Rute Iria

Morte em Vida

Morte em Vida

 

\"Há momentos em que cada um grita: — Eu não vivi! eu não vivi! eu não vivi! Há momentos em que deparamos com outra figura maior, que nos mete medo. A vida é só isto?\"
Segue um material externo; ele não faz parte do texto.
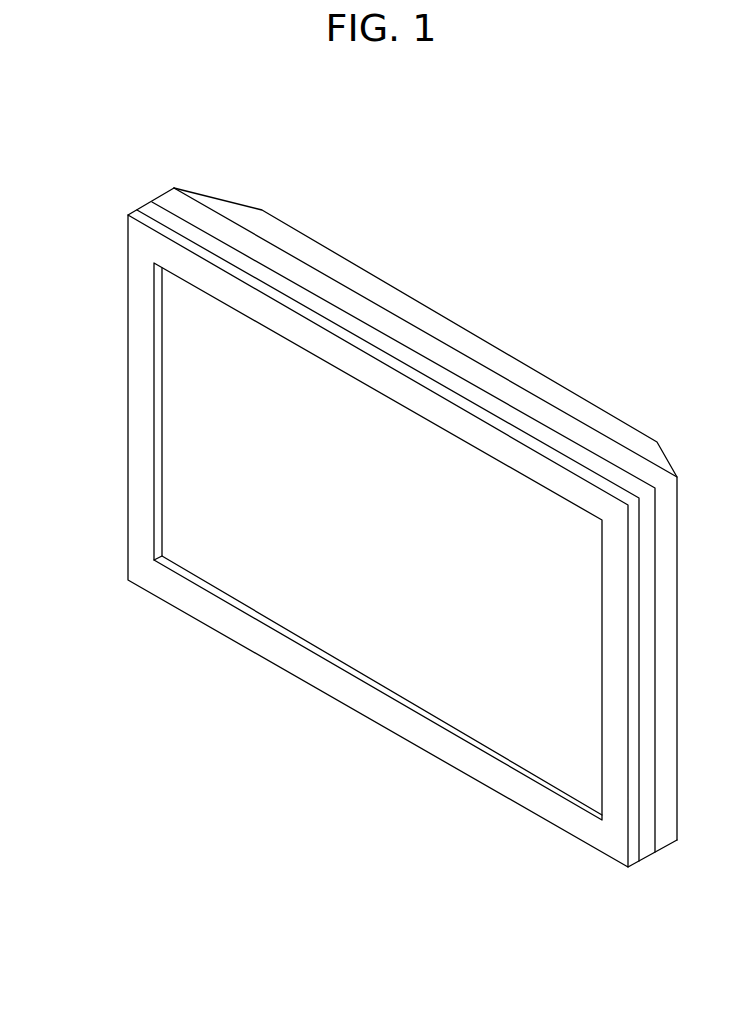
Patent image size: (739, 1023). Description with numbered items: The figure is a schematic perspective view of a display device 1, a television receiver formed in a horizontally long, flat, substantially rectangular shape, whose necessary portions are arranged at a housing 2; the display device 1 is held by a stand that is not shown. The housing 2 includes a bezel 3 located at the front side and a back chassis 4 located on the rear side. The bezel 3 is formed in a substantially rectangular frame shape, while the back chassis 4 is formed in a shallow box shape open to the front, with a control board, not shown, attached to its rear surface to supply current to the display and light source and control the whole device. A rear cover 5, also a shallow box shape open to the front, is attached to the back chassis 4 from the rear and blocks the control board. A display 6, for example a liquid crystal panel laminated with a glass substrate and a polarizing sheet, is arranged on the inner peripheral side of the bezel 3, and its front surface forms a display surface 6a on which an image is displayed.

The display device 1 is at (108, 140).
The housing 2 is at (464, 310).
The bezel 3 is at (138, 252).
The back chassis 4 is at (255, 270).
The rear cover 5 is at (355, 278).
The display 6 is at (183, 353).
The display surface 6a is at (223, 437).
BRANDÃO, Raul \"Húmus\", 1ª edição, Matosinhos, Tipografia Peres, Abril de 2008

 

 

 

 

Lucubra em litania e sem refrigério,

Num Chronos bergsoniano que o Orco endora,

Como efluxo da geena, inça cada hora,

Aflui ao algar da \"Paisagem\" (1), ao cinéreo.

 

E de mortalha umbrátil, viso céreo,

De estase, em funeral (2), livor que acora,

Num amplexo a Melpómene, vê embora

Raiar um brandão apodíctico ou um psaltério:

 

Na antinomia de um dó (3) que uste Descartes (4),

Se em Dieppe (5), da Anfitrite, o estorno é zero.
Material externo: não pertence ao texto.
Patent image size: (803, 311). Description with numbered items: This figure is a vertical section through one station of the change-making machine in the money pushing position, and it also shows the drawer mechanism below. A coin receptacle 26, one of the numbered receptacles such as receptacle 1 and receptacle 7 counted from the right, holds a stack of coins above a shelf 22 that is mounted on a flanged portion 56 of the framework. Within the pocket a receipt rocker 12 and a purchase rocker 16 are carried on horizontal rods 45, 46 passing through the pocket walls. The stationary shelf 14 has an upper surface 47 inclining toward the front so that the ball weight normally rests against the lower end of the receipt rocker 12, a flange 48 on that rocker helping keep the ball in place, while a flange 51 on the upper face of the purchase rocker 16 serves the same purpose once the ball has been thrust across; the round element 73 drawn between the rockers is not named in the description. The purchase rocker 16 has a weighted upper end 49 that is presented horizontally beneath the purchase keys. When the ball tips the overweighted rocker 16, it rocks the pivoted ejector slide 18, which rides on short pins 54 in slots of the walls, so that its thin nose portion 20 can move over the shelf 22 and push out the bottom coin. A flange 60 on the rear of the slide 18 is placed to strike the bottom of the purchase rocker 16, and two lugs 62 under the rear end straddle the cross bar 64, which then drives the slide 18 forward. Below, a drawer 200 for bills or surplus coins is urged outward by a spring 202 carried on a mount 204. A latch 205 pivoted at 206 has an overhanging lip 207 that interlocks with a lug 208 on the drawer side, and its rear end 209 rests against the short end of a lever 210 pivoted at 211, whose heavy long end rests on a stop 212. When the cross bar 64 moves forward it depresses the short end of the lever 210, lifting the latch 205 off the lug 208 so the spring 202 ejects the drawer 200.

Dimana de Eos o \"Adagio\" (6), aúne, e dessarte

 

O páramo talvez avoque um mero

Remir \"a Ave da Vida\" (7), o agror e Carpe

diem quam minimum credula postero. (8)

 

 

 

(1) REMBRANDT - Paisagem, 1640. óleo sobre tela, 51 x 72 cm

 

(2) DICKINSON, Emily \"I felt a Funeral, in my Brain\", 1861

 

(3) MAHLER, Gustav - Sinfonia n.º 5 em dó sustenido menor, 1902

 

(4) DESCARTES, René \"As Paixões da Alma\", 1649

 

(5) DELACROIX, Eugène - The Sea from the Heights of Dieppe, 1852. óleo sobre madeira, 35 x 51 cm – Museu do Louvre, Paris

 

(6) RACHMANINOV, Sergei - Symphony No. 2 Op. 27 III. Adagio: Adagio (LSO), 1907

 

(7) BLAVATSKY, Helena \"A Voz do Silêncio\", 1998, edição 494, tradução de Fernando Pessoa, Assírio & Alvim

 

(8) HORATIUS, Flaccus Quintus \"Odes\", 23 a.C.e 13 a.C.